À chaque élection municipale, la même scène se répète. Entre le premier et le second tour, les postures de campagne laissent place aux calculs d’appareil. Les promesses d’indépendance se dissolvent dans des accords de circonstance, souvent négociés dans l’ombre, loin des électeurs.

Cette année encore, la gauche dite “républicaine” n’échappe pas à la règle. Alors que certains responsables socialistes affirmaient, la main sur le cœur, qu’aucune alliance ne serait conclue avec La France Insoumise, les faits démontrent l’inverse. Fusions de listes, désistements stratégiques ou techniques, accords implicites : tout converge vers un objectif unique, faire barrage au Rassemblement National et plus largement à la droite.

Ce réflexe, devenu presque mécanique, interroge profondément la sincérité du discours politique. Peut-on durablement revendiquer des divergences de fond avec un mouvement, tout en s’alliant avec lui dès que l’enjeu électoral l’exige ? Cette ambiguïté nourrit une défiance croissante des citoyens à l’égard des partis traditionnels.

Car pendant que certains s’organisent pour empêcher, d’autres démontrent.

Dans plusieurs communes dirigées par le Rassemblement National, les résultats électoraux parlent d’eux-mêmes. Outre les maires reconduits dans leurs fonctions dès le premier tour1, d’autres sont non seulement présents au second tour, mais ils y arrivent souvent en position de force, avec des réserves de voix significatives. Mieux encore : certains ont été réélus dès le premier tour, signe d’un ancrage local désormais solide.

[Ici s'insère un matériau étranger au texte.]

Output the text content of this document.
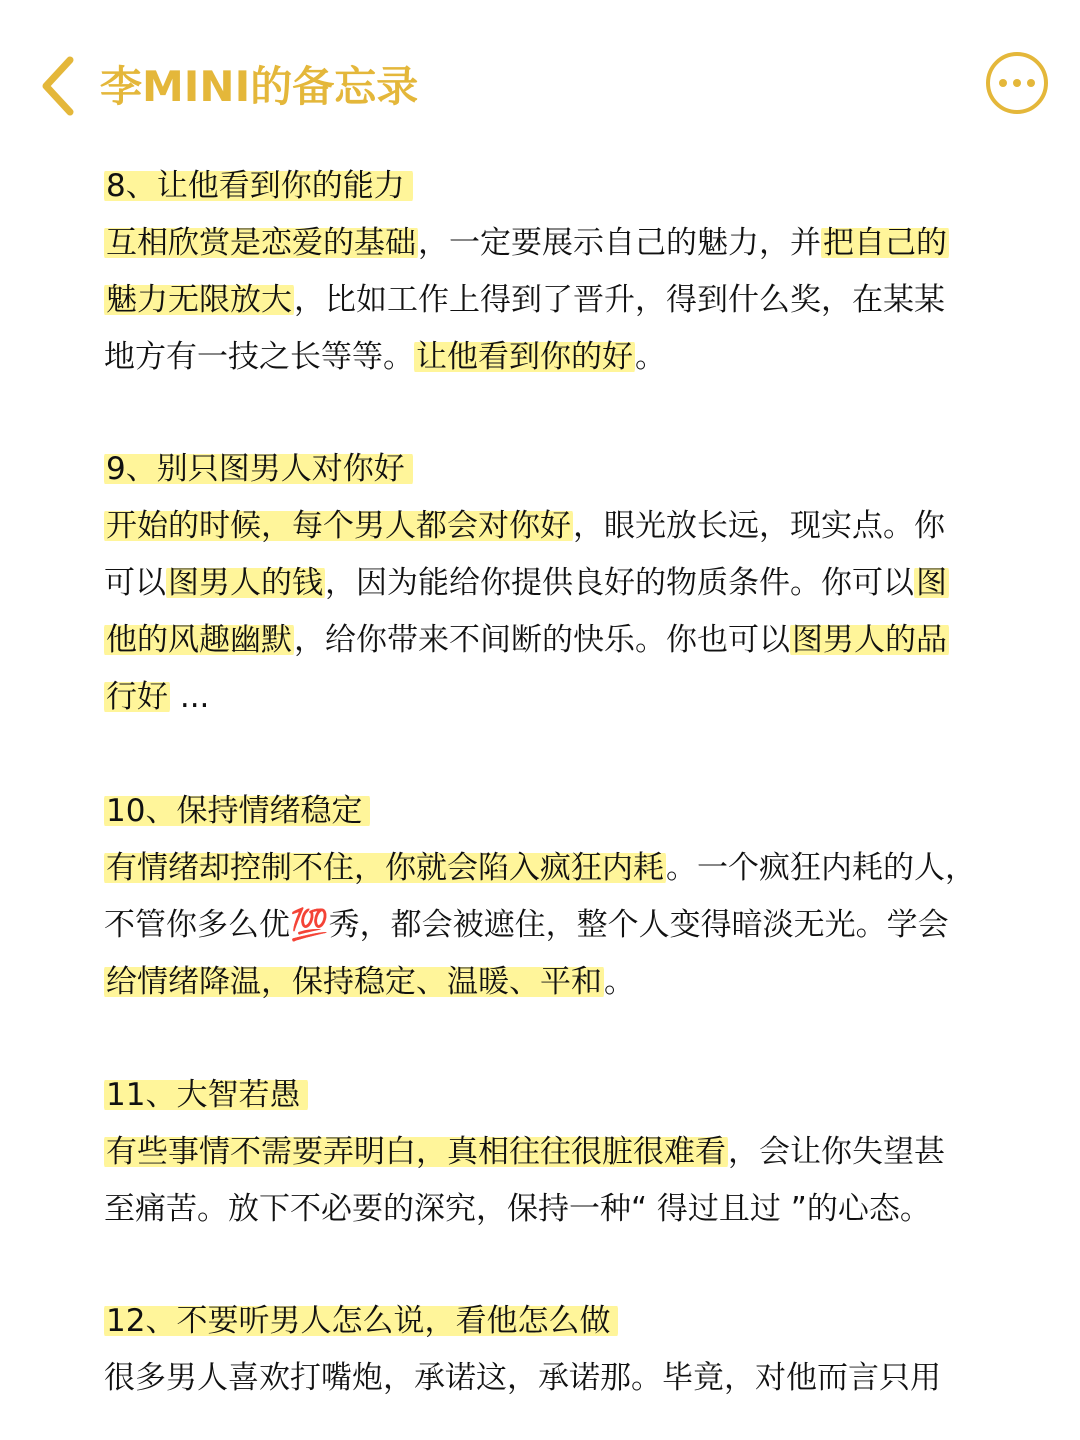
李MINI的备忘录
8、让他看到你的能力
互相欣赏是恋爱的基础，一定要展示自己的魅力，并把自己的
魅力无限放大，比如工作上得到了晋升，得到什么奖，在某某
地方有一技之长等等。让他看到你的好。
9、别只图男人对你好
开始的时候，每个男人都会对你好，眼光放长远，现实点。你
可以图男人的钱，因为能给你提供良好的物质条件。你可以图
他的风趣幽默，给你带来不间断的快乐。你也可以图男人的品
行好 ...
10、保持情绪稳定
有情绪却控制不住，你就会陷入疯狂内耗。一个疯狂内耗的人，
不管你多么优💯秀，都会被遮住，整个人变得暗淡无光。学会
给情绪降温，保持稳定、温暖、平和。
11、大智若愚
有些事情不需要弄明白，真相往往很脏很难看，会让你失望甚
至痛苦。放下不必要的深究，保持一种“ 得过且过 ”的心态。
12、不要听男人怎么说，看他怎么做
很多男人喜欢打嘴炮，承诺这，承诺那。毕竟，对他而言只用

De même, dans plusieurs villes dirigées par la droite dite républicaine, des bilans locaux solides sont également reconnus par les électeurs. Certaines municipalités ont su conserver la confiance dès le premier tour, témoignant d’une gestion jugée efficace et d’un lien de proximité préservé avec les habitants.

Ces résultats, quels qu’ils soient, ne doivent rien au hasard. Ils traduisent une réalité de terrain que beaucoup refusent encore de regarder en face.

Vox Nostra a pu s’entretenir avec plusieurs habitants du nord de la France, notamment à proximité d’Hénin-Beaumont. Tous témoignent d’un changement concret dans leur quotidien : un sentiment de sécurité renforcé, une gestion municipale jugée plus rigoureuse, et une dynamique locale retrouvée. Ces citoyens ne parlent ni d’idéologie, ni de posture nationale, ils parlent de leur vie de tous les jours.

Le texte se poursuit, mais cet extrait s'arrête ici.